This post is about my experience thus far of trying to learn Sorani Kurdish here in Kurdistan. The reason I say frontier is because there is very little in the way of learning resources for learning Kurdish and they are dotted around in several other foreign languages. I'm going to try to explain why and what it's like learning in such a situation.
Before I came to Iraqi Kurdistan I had been studying Kurmanji Kurdish for a while, although never in a focused and serious way. I had gotten into Kurdish through Persian, which when I started learning it seemed to be obscure and lacking in resources in comparison to German and Spanish which I'd studied at school. I chose Kurmanji because out of the two main Kurdish "dialects", there seemed to be slightly more books for Kurmanji and I also preferred the Latin script that it used. I used to see the Sorani-Arabic script as a bastardized, disjointed version of the Perso-Arabic script (although now I appreciate its practical simplicity). When deciding where I wanted to spend a year I concluded that Iraqi Kurdistan was probably a better place to go than Turkish Kurdistan where they speak Kurmanji. Thus I went about trying to learn a bit of Sorani. There is one very good reference grammar which includes a small dictionary and annotated readings which was written by W. M. Thackston who also wrote a similar book for Kurmanji. Both are excellent resources (although they aren't courses and need to be accompanied by something else) and both are amazingly free to download from the Harvard website.

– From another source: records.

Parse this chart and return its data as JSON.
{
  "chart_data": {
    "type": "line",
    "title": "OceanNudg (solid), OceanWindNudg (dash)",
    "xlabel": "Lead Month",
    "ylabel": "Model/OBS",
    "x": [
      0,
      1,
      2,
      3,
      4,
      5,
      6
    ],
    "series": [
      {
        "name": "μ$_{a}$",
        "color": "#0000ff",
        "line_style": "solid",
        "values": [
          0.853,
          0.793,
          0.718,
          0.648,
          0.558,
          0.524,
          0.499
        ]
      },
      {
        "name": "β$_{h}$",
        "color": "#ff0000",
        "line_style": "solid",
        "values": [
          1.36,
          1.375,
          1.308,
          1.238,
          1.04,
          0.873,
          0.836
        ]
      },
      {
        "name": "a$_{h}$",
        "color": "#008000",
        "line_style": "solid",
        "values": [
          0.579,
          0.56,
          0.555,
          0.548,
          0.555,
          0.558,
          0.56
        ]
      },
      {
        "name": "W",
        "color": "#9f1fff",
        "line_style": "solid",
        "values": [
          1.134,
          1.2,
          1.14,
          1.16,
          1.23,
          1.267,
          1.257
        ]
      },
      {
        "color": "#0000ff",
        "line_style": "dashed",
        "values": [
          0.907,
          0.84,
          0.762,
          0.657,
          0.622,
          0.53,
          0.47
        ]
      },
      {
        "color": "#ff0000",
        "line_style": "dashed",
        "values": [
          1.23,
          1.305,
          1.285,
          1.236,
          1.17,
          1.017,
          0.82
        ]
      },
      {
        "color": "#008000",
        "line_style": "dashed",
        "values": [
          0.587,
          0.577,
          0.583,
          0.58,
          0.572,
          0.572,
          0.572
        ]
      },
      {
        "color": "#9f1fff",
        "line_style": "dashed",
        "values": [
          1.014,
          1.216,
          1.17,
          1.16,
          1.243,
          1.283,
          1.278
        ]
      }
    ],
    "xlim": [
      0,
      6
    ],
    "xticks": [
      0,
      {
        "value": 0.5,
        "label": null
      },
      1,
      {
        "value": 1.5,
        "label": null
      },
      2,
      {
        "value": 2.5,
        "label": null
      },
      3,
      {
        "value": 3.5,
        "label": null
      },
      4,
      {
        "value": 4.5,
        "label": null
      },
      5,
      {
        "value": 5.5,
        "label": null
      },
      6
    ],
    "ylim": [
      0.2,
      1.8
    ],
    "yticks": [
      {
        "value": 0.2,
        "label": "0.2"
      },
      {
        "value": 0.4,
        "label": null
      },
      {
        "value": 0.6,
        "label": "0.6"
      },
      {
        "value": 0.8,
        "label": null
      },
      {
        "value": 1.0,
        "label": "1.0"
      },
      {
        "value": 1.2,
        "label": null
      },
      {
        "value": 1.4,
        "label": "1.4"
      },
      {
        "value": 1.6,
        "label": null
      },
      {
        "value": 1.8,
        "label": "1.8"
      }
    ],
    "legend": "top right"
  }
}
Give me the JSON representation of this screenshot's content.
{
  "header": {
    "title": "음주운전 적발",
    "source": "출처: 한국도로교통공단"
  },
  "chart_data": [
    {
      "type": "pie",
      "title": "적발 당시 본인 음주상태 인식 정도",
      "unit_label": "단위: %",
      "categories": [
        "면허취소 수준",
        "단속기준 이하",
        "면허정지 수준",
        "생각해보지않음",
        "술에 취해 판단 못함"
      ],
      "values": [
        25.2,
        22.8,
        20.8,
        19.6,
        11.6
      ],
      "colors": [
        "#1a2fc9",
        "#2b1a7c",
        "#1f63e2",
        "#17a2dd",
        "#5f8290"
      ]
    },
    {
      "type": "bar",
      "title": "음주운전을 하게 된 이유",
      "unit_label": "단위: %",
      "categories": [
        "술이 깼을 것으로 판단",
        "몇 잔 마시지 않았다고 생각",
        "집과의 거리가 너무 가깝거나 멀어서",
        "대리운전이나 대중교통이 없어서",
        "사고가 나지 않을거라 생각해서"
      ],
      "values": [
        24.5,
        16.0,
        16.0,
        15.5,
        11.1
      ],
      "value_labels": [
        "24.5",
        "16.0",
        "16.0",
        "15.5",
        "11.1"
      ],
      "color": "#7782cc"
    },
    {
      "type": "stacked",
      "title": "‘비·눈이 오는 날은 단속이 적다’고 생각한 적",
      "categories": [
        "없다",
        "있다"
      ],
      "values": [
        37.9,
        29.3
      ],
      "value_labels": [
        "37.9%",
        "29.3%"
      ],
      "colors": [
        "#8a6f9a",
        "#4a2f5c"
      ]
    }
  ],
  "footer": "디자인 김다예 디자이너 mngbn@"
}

There is a course book in French, but not speaking French lowers its value. I assume there are books in other languages too, especially Russian due to proximity. Before coming I bought a Sorani-English phrase book, something that I wouldn't usually do since these kinds of books don't tend to be written for learning purposes (this one uses the Latin script for example). My goal for this week is to find a bookshop here and see if I can get a good, cheap English-Sorani dictionary and maybe a children's book for reading.

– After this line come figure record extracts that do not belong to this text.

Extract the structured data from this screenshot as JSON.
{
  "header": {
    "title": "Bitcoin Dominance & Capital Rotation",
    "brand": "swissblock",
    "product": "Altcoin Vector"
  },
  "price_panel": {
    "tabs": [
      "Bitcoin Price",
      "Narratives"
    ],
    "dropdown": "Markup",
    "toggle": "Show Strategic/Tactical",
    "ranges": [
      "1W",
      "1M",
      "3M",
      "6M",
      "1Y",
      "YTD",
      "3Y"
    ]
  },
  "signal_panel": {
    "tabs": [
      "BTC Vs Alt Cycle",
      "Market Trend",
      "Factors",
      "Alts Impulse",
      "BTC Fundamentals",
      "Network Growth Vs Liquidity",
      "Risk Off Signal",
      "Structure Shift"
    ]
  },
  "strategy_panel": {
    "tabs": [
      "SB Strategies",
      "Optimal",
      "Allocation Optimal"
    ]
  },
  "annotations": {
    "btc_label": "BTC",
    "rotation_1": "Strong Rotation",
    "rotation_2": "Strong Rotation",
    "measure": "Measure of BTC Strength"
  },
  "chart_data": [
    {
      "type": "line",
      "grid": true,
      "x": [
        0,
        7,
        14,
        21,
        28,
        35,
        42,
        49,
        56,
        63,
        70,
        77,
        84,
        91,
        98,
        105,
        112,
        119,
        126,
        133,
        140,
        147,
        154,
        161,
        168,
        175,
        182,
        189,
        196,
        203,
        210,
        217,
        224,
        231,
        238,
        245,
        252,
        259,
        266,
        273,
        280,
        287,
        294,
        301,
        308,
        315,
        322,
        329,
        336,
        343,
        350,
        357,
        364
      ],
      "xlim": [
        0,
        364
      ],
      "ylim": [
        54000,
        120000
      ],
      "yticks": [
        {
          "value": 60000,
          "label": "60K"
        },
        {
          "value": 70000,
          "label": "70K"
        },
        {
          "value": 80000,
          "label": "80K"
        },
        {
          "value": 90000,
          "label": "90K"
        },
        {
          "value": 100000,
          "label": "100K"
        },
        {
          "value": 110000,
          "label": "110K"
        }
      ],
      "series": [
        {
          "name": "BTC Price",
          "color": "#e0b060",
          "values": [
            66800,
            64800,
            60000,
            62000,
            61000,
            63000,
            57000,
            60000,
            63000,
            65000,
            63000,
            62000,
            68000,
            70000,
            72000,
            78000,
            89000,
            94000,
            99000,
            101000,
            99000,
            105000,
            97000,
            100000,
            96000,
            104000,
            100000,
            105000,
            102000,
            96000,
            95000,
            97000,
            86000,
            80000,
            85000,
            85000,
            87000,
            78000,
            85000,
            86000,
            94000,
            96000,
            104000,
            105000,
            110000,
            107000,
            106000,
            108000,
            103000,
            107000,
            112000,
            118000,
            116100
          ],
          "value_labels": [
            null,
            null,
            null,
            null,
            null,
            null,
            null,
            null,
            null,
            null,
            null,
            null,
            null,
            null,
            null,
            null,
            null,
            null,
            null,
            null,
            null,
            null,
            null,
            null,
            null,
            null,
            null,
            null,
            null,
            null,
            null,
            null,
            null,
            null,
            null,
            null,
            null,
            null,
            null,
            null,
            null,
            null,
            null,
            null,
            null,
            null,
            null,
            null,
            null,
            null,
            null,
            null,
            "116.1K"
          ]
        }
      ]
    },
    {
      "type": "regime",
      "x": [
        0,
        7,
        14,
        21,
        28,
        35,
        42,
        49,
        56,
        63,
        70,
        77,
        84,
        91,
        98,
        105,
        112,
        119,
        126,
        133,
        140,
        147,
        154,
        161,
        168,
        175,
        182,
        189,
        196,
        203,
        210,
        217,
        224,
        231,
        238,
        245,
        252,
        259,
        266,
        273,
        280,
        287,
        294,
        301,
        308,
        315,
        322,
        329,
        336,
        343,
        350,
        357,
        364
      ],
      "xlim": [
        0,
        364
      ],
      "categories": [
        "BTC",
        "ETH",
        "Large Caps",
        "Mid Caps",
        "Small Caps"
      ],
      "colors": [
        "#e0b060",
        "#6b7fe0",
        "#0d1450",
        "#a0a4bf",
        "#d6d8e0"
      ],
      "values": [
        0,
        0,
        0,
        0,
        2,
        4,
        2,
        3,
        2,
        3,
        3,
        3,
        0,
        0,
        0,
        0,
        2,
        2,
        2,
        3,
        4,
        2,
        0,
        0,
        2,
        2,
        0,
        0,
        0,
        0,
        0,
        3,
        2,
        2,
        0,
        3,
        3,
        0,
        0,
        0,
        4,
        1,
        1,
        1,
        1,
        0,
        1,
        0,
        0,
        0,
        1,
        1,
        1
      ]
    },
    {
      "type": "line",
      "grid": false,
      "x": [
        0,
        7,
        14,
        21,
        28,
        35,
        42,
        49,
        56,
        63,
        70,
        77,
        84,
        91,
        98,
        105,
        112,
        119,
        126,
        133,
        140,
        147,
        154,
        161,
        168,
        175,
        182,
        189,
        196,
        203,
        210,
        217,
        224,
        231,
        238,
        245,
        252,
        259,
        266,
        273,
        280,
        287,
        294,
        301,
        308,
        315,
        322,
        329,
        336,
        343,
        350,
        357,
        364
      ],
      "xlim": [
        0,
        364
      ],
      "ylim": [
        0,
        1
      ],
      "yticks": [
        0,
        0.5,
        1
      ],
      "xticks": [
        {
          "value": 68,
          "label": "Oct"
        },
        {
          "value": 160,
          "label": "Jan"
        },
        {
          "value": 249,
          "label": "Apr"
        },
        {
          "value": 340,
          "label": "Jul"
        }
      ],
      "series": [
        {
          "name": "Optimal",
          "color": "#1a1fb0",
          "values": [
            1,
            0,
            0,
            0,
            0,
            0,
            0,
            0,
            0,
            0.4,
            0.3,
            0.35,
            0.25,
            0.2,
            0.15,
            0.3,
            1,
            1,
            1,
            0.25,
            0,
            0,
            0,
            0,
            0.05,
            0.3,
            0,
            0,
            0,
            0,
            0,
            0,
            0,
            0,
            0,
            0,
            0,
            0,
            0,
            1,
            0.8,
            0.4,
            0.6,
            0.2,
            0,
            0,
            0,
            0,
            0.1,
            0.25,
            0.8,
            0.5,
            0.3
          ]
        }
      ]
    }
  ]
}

The point of all this is that it's not anything I've ever had to deal with before. I learn best by reading and then practicing and even languages like Persian and Catalan have had a plethora of written resources to help me, but I think the reason for this is that both languages are quite standardised. Even though there are varieties in the spoken form, there is a definite standard which learners are supposed to study. With Sorani there is a bit of a written standard, but when it comes to speaking I don't think this has been completely codified yet. I think this is better for the language itself because it represents the organic needs of the speakers, but it makes it more difficult for learners.

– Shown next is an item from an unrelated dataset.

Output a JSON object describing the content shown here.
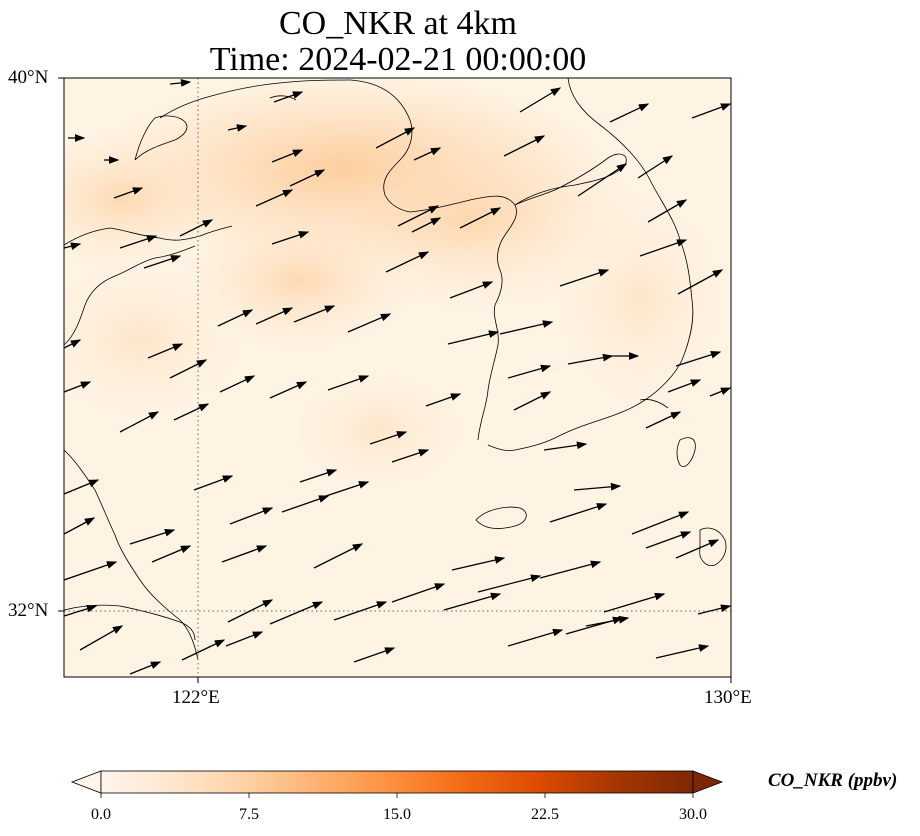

Another problem that I have come across is that the native speakers themselves, like native speakers of all languages, have a very little understanding of their own grammar which means they cannot explain things properly and when they try they come up with explanations which I already know aren't correct (an experience I had with Persian teachers too). This is what would happen with most native English speakers, and we have the added problem that we think there is a correct way of speaking English and thus don't understand basic concepts of our own pronunciation such as unstressed words. Problems really arise when someone tells you something and you can't be sure whether this is regional idiosyncrasy or a native speakers' misunderstanding. The other problem is that they think that their language is easy, which it ain't, and therefore people don't seem as impressed by foreigners learning it or they expect you to have learnt it within a couple of months. I think even English people, who hear a lot of foreigners speaking their language, are a lot more complimentary to anyone who can speak it with some clarity. Obviously the main reasons for learning a language are not to impress people, but the compliments definitely encourage you when learning becomes more difficult.
Despite all that, it's definitely a fun experience trying to work things out by decoding what people are saying and being thrown in at the deep-end and having to speak to taxi drivers everyday who somehow expect all foreigners to have a firm grasp of the language. In the long run I'm sure this will be beneficial, especially since very few people speak English. As I said in another post, I think it would be good for the Kurdish people to take a look at the language in a deeper way - not necessarily everyone, but an institution like the OED which examines the language (but doesn't dictate) would be great.